1967 Volume 33 Issue 4 Pages 237-243
A virus isolated from a mosaic plant of amaryllis (Hippeastrum hybridum) in Shizuoka is identified as Hippeastrum mosaic virus (HMV), because of its similarity to the description of HMV by Brants et al. (1965) in host range, physical properties, morphology, and lack of aphid transmission. Namely, the virus is readily transmitted by juice inoculation, but not by Myzus persicae. By mechanical inoculation, it produced systemic mosaic in amaryllis and Lilium formosanum, and local lesions in Chenopodium amaranticolor and Gomphrena globosa. New Zealand spinach, Raphanus sativus, bean (Chajiro and Otebo), cowpea (Kurodane), broadbean, Nicotiana glutinosa, N. tabacum (Bright Yellow), petunia and tomato were not susceptible. In electron microscopy using dip method, long flexuous thread-like particles were observed. Majority of the particles were 600∼800mμ in length, but there was no distinct mode. The virus in vitro withstood heating at 65°C for 10 minutes, dilution to 1:100 and 1 day's aging at 20°C.

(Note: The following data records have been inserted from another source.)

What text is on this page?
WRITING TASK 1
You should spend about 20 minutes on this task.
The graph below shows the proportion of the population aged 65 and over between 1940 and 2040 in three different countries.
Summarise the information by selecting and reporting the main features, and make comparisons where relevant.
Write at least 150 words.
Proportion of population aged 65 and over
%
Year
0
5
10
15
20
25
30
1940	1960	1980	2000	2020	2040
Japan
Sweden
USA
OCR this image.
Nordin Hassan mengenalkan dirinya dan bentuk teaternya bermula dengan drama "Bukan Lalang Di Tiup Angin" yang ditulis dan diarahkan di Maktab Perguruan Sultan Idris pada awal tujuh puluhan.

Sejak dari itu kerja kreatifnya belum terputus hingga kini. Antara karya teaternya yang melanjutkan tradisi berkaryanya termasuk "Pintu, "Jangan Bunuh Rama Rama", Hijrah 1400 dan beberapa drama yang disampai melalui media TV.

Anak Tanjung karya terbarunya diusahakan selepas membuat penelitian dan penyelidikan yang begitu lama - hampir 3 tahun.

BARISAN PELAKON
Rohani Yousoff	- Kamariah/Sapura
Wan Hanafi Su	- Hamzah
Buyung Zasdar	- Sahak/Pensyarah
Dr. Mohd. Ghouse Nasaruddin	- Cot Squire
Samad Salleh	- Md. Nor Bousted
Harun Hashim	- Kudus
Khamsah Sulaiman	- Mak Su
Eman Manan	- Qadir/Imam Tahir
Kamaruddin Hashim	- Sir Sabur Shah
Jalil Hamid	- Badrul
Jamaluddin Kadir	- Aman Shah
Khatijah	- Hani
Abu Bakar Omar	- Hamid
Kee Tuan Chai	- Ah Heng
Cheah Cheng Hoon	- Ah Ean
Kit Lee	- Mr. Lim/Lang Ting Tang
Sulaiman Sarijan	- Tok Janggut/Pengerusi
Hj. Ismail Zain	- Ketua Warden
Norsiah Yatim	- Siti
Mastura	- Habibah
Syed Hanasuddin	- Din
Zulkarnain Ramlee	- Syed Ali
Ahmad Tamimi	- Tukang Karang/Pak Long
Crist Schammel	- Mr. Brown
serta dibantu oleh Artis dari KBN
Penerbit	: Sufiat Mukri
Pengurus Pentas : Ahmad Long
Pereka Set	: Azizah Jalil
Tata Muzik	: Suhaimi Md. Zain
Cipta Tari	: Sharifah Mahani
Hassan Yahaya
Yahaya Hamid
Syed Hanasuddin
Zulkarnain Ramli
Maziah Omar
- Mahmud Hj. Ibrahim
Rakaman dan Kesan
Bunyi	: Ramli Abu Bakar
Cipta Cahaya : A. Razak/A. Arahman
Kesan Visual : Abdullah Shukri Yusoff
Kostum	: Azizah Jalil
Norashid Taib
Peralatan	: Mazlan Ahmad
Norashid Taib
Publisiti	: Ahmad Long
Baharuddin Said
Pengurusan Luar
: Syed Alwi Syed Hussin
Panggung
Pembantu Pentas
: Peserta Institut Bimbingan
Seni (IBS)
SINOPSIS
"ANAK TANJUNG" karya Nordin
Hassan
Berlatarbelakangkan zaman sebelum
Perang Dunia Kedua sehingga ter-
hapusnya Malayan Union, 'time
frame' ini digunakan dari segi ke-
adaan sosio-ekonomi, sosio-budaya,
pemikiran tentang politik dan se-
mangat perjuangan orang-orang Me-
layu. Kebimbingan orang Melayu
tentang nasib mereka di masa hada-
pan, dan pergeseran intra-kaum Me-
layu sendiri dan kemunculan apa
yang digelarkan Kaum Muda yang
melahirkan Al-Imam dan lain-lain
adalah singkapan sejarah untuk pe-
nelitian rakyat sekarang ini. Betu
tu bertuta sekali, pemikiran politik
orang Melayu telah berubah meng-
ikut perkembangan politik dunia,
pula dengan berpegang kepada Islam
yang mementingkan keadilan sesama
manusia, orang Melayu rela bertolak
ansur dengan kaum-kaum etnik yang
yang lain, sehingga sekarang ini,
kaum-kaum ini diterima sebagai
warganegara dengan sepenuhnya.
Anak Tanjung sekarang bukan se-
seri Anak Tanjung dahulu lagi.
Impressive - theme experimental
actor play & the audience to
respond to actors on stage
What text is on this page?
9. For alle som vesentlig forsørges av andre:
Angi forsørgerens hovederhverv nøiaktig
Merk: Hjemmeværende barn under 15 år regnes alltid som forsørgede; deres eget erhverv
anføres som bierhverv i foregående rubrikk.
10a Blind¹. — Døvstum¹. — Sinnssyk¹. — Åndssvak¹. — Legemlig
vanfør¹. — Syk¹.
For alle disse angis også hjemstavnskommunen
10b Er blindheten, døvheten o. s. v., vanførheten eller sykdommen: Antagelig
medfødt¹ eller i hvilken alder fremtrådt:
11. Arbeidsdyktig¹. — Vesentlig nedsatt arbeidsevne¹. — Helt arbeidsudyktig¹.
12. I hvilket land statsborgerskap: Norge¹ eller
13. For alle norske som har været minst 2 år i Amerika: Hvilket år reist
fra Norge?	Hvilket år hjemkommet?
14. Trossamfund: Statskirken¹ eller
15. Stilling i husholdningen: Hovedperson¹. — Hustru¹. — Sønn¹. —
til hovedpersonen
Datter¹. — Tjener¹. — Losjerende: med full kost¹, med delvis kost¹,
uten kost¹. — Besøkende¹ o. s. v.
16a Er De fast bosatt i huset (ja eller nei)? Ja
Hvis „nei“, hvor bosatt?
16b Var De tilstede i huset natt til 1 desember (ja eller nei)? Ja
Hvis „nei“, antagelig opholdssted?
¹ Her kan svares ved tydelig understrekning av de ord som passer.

Twenty-three samples of mosaic plants of amaryllis obtained from Shizuoka, Fujinomiya and Tachikawa were tested for HMV and CMV on a series of differential hosts. All samples proved to include HMV, while about one third of them included also CMV simultaneously. The samples from which only HMV were isolated, showed mosaic symptoms having rather coarse dark green areas irregular in size and shape. CMV, isolated from amaryllis, revealed some differences from the ordinary strain of CMV in host range and in symptoms on tomato, potato, N. glutinosa, G. globosa, petunia, etc.